Going from a road atlas to GIS a lot has changed in our industry since I started (And I’m no relic). We adopted technology, we grew as an industry and learned how to do the control method better. Darwin didn’t say “survival of the fittest” and as an industry I think it’s incredible how we fitted all of our technicians with tools, equipment and training to control better.

Darwin did say “It is not the strongest of the species that survives, it is the one that is the most adaptable to change.” Our understanding of the environment, our relationship has changed as fast and as profound as the tech we use today. Environmental sustainability courses will teach you about a changing worldview.
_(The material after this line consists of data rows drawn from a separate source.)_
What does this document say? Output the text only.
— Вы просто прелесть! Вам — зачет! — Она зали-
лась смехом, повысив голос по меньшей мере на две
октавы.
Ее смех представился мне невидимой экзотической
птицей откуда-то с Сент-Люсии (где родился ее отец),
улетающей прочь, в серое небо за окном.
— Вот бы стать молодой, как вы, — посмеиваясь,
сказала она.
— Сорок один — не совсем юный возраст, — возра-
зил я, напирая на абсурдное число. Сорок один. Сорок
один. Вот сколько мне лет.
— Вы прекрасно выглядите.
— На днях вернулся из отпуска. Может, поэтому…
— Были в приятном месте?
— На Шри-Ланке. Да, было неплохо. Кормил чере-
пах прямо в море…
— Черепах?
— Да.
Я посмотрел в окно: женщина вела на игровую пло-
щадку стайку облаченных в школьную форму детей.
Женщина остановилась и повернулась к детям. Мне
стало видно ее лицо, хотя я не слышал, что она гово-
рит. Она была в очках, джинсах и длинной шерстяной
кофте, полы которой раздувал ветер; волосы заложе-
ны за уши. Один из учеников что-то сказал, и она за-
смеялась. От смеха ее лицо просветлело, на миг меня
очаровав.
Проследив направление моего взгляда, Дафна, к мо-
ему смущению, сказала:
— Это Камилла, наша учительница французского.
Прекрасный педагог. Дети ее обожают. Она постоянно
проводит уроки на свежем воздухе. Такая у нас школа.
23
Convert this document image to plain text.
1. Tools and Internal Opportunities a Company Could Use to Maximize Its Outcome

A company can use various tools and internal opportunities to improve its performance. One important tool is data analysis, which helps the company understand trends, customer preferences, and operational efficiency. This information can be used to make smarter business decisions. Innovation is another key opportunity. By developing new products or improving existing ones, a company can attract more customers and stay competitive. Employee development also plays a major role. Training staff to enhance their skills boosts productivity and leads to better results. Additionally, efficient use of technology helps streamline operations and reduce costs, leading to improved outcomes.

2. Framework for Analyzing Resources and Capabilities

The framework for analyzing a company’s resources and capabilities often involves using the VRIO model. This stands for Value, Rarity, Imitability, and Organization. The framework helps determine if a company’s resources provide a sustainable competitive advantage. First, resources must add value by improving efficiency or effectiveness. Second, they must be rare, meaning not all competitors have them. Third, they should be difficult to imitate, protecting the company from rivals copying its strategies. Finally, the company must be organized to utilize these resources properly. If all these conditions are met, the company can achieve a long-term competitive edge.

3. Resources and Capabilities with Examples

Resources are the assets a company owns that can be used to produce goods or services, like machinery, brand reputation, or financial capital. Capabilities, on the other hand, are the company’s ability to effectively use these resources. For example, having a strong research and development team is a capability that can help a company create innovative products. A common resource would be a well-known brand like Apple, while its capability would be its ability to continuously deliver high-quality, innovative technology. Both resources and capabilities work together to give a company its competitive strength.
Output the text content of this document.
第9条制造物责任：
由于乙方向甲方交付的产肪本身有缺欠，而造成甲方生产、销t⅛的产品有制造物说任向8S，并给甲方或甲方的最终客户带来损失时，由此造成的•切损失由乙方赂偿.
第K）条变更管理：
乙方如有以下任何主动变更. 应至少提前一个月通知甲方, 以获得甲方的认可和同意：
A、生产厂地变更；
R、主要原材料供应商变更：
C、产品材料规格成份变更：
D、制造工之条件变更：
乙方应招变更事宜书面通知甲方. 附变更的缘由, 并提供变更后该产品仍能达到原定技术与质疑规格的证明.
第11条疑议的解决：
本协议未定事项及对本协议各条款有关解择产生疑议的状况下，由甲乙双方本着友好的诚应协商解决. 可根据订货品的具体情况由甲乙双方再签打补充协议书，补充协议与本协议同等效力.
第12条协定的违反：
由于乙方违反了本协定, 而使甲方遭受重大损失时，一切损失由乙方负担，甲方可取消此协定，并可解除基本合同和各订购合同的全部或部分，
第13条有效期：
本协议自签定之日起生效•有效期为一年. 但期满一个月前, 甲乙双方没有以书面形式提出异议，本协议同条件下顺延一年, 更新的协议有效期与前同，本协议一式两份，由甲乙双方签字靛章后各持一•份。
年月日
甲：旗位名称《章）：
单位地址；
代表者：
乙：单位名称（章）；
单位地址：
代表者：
We have failed to adapt.

There’s something we are still holding onto from the 1970s, apart from Atari, YMCA, and our addiction to Star Wars… The principles of Integrated Pest Management are at the core of our industry and long overdue for adaptation.

Imagine if you will a paradigm shift, where the basis of our actions are not found out of agro-economic thinking but centered in our relationship with the environment. Humanity depends on a stable environmental concept so much that we think of “the environment” as existing outside of ourselves. We don’t place enough value on how much our existence depends on the environment and the vast web of interactions and competition for survival.

So what does this new IVM paradigm look like?

New ParadigmOld Paradigm
We manage vegetation to protect the stability of a continually threatened ecosystem.  We spray weeds and mow to meet the obligations of our client’s contractual relationships.
We look at biodiversity, biosecurity and how we might steward vegetation to provide a more cohesive existence.  We spray bare-ground chemicals on industrial sites, and broadleaf on roadsides. We mow when a client requests it.
We look at surrounding communities and land user’s needs to introduce species that aid in their mental and physical health.We spread seed, and/or hydro-seed if the client requests it.

The world is changing and our industry finds itself justifying IPM actions. My thoughts are that the time is limited on that approach outside of agriculture and it’s likely a good thing. We have an opportunity to become environmental stewards who teach community how to reconnect with nature. Early Detection and Rapid Response is an amazing concept we’ve been talking about for ages. We need to get communities involved in our efforts and supporting our business process by changing the way we see our industry. By accepting a novel approach and thinking critical about our assumptions.

My four year old son is convinced I go to work every day to “defend the environment from aliens” and that driving my fire truck means the world is a safer place. As much as reading that might make you smile, he’s not wrong.